Being reformed in God’s workshop
I recently visited St Peter’s Lutheran Church in Pittsworth, Queensland, for the 50th anniversary of laying the foundation stone of their church building. St Peter’s is one of many congregations formed after Lutherans came together as one church in 1966. Those were enthusiastic days of growth and planting new churches, while the post-war baby boom reached, and then passed, its peak.
St Peter’s had prepared a history book for the occasion; well-researched, engagingly written by local member Grant Uebergang, and laden with fascinating photographs. Tantalisingly, the title of the book is not what you would expect. Called Starts & Stumbles, it chronicles a tumultuous history of competitive mission, false starts and church closures. As one wit said over the celebratory lunch, ‘These days we talk about sheep stealing, but in those days they stole whole congregations!’ Lasting unity and a common purpose (one could add common sense) only arrived with the formation of the LCA.
I truly appreciate the honesty of the Pittsworth Lutherans. They don’t gloss over the sometimes not-so-savoury doings of their ancestors. Without laying accusations or making recriminations their history book just records things as they seem to have happened. It’s testimony to how these down-to-earth rural folk see things. I’m sure once some of them get to reading its 267 pages they will have a few hearty debates about its content. All power to that!

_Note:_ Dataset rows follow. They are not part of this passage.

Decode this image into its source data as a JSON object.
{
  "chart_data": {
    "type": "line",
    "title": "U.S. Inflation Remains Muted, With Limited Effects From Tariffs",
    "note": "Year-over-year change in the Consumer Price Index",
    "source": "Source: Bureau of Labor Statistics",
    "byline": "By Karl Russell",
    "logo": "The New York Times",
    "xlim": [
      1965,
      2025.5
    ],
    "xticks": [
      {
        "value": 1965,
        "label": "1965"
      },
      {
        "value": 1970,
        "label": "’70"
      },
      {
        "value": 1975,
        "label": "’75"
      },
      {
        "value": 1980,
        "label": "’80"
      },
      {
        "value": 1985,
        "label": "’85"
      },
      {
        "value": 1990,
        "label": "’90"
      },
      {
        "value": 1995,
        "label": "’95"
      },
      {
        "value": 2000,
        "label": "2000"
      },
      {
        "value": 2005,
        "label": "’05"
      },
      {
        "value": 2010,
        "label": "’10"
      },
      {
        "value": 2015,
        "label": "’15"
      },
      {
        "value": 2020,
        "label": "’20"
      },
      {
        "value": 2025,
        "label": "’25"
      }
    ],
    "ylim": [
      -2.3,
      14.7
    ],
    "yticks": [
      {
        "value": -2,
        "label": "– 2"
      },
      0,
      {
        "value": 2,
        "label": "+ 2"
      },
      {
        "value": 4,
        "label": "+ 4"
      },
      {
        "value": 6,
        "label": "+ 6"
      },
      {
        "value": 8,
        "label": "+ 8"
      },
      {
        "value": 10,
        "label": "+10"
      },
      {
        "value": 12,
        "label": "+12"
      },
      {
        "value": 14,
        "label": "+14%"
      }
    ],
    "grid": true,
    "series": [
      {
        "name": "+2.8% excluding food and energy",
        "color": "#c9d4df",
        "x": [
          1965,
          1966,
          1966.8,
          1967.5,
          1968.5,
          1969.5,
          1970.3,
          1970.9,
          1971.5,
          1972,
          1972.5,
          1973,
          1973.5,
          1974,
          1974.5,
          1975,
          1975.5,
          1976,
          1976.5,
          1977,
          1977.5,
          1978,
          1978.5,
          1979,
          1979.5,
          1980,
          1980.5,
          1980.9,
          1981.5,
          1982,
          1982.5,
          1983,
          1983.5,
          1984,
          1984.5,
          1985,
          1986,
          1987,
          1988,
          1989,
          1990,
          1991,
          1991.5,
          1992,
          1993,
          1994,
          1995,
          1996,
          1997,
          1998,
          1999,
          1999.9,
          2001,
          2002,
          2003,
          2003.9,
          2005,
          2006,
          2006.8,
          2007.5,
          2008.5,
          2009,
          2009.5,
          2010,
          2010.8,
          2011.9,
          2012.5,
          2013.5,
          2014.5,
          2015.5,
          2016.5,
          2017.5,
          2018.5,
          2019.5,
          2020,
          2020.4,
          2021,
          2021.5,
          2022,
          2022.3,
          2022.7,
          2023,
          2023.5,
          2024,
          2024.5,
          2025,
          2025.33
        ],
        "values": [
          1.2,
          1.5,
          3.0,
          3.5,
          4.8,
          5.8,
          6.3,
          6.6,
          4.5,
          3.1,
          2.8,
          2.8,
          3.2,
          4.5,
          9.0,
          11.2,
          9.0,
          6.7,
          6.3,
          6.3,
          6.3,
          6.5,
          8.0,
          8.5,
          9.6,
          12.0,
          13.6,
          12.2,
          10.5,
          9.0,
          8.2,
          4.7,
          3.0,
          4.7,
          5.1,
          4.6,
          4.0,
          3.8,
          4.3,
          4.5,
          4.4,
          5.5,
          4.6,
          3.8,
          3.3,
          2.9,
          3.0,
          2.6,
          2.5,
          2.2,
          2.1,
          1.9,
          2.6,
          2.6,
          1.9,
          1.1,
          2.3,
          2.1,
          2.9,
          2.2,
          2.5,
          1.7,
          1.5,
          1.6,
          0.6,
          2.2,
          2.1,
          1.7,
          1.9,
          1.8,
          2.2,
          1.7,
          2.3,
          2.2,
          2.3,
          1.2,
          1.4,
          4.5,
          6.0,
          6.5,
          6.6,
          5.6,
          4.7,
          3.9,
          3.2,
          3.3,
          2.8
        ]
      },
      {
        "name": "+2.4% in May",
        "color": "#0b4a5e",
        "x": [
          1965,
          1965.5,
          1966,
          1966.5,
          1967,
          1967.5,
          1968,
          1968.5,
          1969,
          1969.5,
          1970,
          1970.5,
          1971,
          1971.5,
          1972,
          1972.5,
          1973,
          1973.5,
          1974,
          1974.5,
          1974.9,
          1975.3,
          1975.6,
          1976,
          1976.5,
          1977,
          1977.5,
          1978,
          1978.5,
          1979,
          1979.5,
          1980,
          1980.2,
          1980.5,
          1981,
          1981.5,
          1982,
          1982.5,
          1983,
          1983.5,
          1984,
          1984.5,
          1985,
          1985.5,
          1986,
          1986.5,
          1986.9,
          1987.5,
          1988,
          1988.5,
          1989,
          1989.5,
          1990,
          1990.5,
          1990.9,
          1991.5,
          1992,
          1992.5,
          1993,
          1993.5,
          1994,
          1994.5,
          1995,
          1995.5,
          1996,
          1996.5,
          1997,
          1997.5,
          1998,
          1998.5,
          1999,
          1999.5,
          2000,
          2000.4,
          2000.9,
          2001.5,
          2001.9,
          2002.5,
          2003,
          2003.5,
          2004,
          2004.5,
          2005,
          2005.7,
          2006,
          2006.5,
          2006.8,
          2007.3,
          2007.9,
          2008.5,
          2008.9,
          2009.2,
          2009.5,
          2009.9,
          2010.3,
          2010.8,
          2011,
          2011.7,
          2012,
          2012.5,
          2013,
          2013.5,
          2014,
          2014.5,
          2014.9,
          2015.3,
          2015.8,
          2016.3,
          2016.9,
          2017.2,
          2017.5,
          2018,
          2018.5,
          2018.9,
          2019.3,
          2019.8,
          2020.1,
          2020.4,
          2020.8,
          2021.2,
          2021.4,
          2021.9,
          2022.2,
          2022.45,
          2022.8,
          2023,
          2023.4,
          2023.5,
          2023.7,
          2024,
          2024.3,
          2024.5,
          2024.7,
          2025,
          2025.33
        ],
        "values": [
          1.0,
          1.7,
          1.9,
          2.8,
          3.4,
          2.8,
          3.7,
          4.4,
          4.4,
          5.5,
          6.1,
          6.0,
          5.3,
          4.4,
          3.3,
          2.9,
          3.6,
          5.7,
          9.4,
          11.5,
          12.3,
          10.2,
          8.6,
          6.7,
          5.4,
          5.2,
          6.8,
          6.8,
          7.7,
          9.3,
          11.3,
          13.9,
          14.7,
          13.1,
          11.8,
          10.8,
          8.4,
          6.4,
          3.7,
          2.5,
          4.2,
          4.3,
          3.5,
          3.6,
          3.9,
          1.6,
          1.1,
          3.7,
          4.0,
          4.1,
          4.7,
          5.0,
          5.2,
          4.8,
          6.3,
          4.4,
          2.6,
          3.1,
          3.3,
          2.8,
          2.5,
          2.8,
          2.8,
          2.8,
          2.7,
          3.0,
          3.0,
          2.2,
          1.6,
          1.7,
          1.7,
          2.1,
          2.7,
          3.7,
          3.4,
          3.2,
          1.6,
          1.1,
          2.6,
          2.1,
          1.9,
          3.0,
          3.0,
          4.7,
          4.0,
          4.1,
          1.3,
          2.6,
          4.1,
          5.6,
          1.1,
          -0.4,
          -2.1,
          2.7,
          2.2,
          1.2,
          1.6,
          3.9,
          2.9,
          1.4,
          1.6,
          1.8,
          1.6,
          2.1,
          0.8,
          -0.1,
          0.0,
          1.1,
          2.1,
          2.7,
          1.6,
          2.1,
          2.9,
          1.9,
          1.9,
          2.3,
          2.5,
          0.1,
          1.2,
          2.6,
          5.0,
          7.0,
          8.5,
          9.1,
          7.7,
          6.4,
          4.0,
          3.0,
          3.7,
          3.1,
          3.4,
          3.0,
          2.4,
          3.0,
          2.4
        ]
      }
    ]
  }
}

I had the privilege of preaching on the day, based on 1 Peter 2:4–10. I highlighted the church as a spiritual house, and believers as living stones, comparing the temporary building of steel, glass, timber and bricks with the temple the Holy Spirit is building. I pictured the St Peter’s congregation as God’s workshop in which he makes living stones from rubble previously dumped as useless.
Workshops are busy places, often cluttered with tools and unfinished projects. In a workshop it can be hard to visualise the finished product. If a congregation is God’s workshop, it won’t be pristine and neat. It will be littered with unfinished projects. The Spirit will be using his tools, such as God’s word, law and gospel, repentance, baptism and holy communion, to chisel and shape his living stones. You can check the overall design by looking at Jesus Christ, the cornerstone from which all the other stones take their measure. It’s a slow, painstaking process as the master artisan gives us a new form, perfectly shaped and aligned to fit into the cornerstone.
The image really took hold that anniversary day; during lunch many speakers referred to St Peter’s as God’s workshop, each telling some part of how they experienced it, warts and all. It was refreshingly honest and reminded me of why the LCA is such a bunch of enduring, resilient believers. I pray God we never lose that spiritual gift!
In a world that values glamour and glitz more than honesty and integrity, we need to remember where our strengths lie. Like St Peter’s Pittsworth, the people of the LCA are here to stay, while God lovingly, but when necessary painfully, shapes us as living stones, built into a spiritual house that will stand forever.